El cierre del tesoro regional del Banco Central en Comodoro Rivadavia abrió un conflicto que excede a los trabajadores afectados y pone en discusión cómo se moverá el dinero en efectivo dentro de la Patagonia. La medida forma parte de una decisión nacional que alcanza a 12 sedes regionales del organismo. Para el gremio La Bancaria, el cambio no solo golpea puestos laborales, sino que también modifica una parte sensible de la operatoria diaria del sistema financiero.

La decisión deja a Trelew como único punto operativo en la región, mientras quedarían fuera del esquema los tesoros de Comodoro Rivadavia, Ushuaia y Río Gallegos. Ese recorte concentra el manejo de fondos en una sola ciudad y obliga a las entidades bancarias a reorganizar traslados, disponibilidad de efectivo y circuitos internos. En ese escenario, el sindicato inició medidas de fuerza en los tesoros alcanzados por la disposición.
El referente gremial Walter Rey explicó que la protesta responde a una resolución tomada por las autoridades del Banco Central. “Estamos con una medida de fuerza hoy en todos los tesoros regionales del banco central producto de que las autoridades del Banco Central han decidido cerrar 12 tesoros regionales incluido el de Ushuaia, el de Río Gallegos, el de Comodoro que afecta a toda la zona patagónica, más 9 más del interior, dejando solamente el tesoro en la ciudad de Trelew”
La preocupación central del gremio está puesta en los trabajadores que dependen de esas estructuras. Según Rey, “esto significa que no solamente que afecta a 32 trabajadores de estos tesoros sino también lo que significa dejar de tener en Comodoro Rivadavia un tesoro del banco central en el manejo de los fondos y el efectivo concreto”. La organización sindical entiende que la pérdida de esas sedes reduce presencia operativa y deja a varias provincias con menor capacidad de respuesta.
El impacto también aparece en la logística bancaria. Rey sostuvo que el traslado y la concentración de fondos en otra localidad implican mayores costos para las entidades. “Esto significa un costo mayor para todas las entidades bancarias y también donde no vamos a tener un flujo de dinero efectivo al mercado”, explicó, al vincular la medida con una reorganización más amplia del sistema financiero.
La Bancaria además ubica este conflicto dentro de un proceso de reducción de personal en el sector. El gremio asegura que en los últimos años cayeron los puestos y la cantidad de afiliados, entre retiros, jubilaciones, despidos encubiertos y cierres de sucursales. En esa línea, Rey indicó: “Nosotros hemos perdido casi 5.000 afiliados producto de retiros, producto de jubilaciones, producto de despidos encubiertos”.
El dirigente también aportó una comparación sobre la estructura laboral bancaria a nivel nacional. “A nivel bancario nosotros para que tengan una idea, hace dos años atrás teníamos 80.000 afiliados sobre un padrón de 110.000. Hoy de acuerdo al banco central estamos en 92.000 bancarios en todo el país”, expresó. Para el sindicato, esos números muestran una tendencia que se acelera con decisiones como el cierre de tesoros regionales.
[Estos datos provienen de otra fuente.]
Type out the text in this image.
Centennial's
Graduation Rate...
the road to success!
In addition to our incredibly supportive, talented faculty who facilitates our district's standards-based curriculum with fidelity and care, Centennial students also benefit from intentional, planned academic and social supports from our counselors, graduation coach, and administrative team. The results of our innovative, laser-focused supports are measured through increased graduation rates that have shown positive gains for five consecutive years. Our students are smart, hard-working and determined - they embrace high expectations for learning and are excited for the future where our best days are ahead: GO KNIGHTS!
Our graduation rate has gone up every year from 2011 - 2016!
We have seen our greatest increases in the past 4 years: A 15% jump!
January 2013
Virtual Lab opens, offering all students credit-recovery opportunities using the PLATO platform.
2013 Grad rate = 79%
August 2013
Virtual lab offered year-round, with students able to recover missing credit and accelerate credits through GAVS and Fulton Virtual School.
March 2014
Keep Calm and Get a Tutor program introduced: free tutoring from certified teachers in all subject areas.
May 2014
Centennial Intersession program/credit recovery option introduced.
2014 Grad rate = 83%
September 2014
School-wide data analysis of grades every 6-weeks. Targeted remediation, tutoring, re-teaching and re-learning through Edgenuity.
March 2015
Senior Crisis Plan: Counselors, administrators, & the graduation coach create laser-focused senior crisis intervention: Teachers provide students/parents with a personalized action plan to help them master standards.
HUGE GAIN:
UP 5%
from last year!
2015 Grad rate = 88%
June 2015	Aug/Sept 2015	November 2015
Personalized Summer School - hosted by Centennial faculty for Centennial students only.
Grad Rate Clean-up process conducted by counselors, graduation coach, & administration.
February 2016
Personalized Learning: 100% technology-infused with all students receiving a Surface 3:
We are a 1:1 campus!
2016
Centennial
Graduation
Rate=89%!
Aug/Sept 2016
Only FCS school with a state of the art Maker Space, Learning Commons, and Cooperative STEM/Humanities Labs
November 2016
La protesta podría extenderse si no aparece una respuesta del Banco Central. Rey afirmó que “seguramente se intensificará la medida de fuerza que no descartamos también llevarla a otras entidades bancarias”. La advertencia incluye a bancos privados y se suma a otros reclamos laborales que el gremio sigue de cerca.
El conflicto también se cruza con el clima sindical nacional y con la discusión por la reforma laboral. Rey cuestionó la vigencia de esa norma y vinculó el escenario con la movilización convocada por la CGT para el día 30 en Plaza de Mayo. Para La Bancaria, el cierre de tesoros regionales forma parte de una política que afecta al empleo, a la presencia territorial del sistema financiero y al funcionamiento cotidiano de las entidades.
Mientras continúan las medidas de fuerza, el sindicato espera que el Banco Central revise la decisión.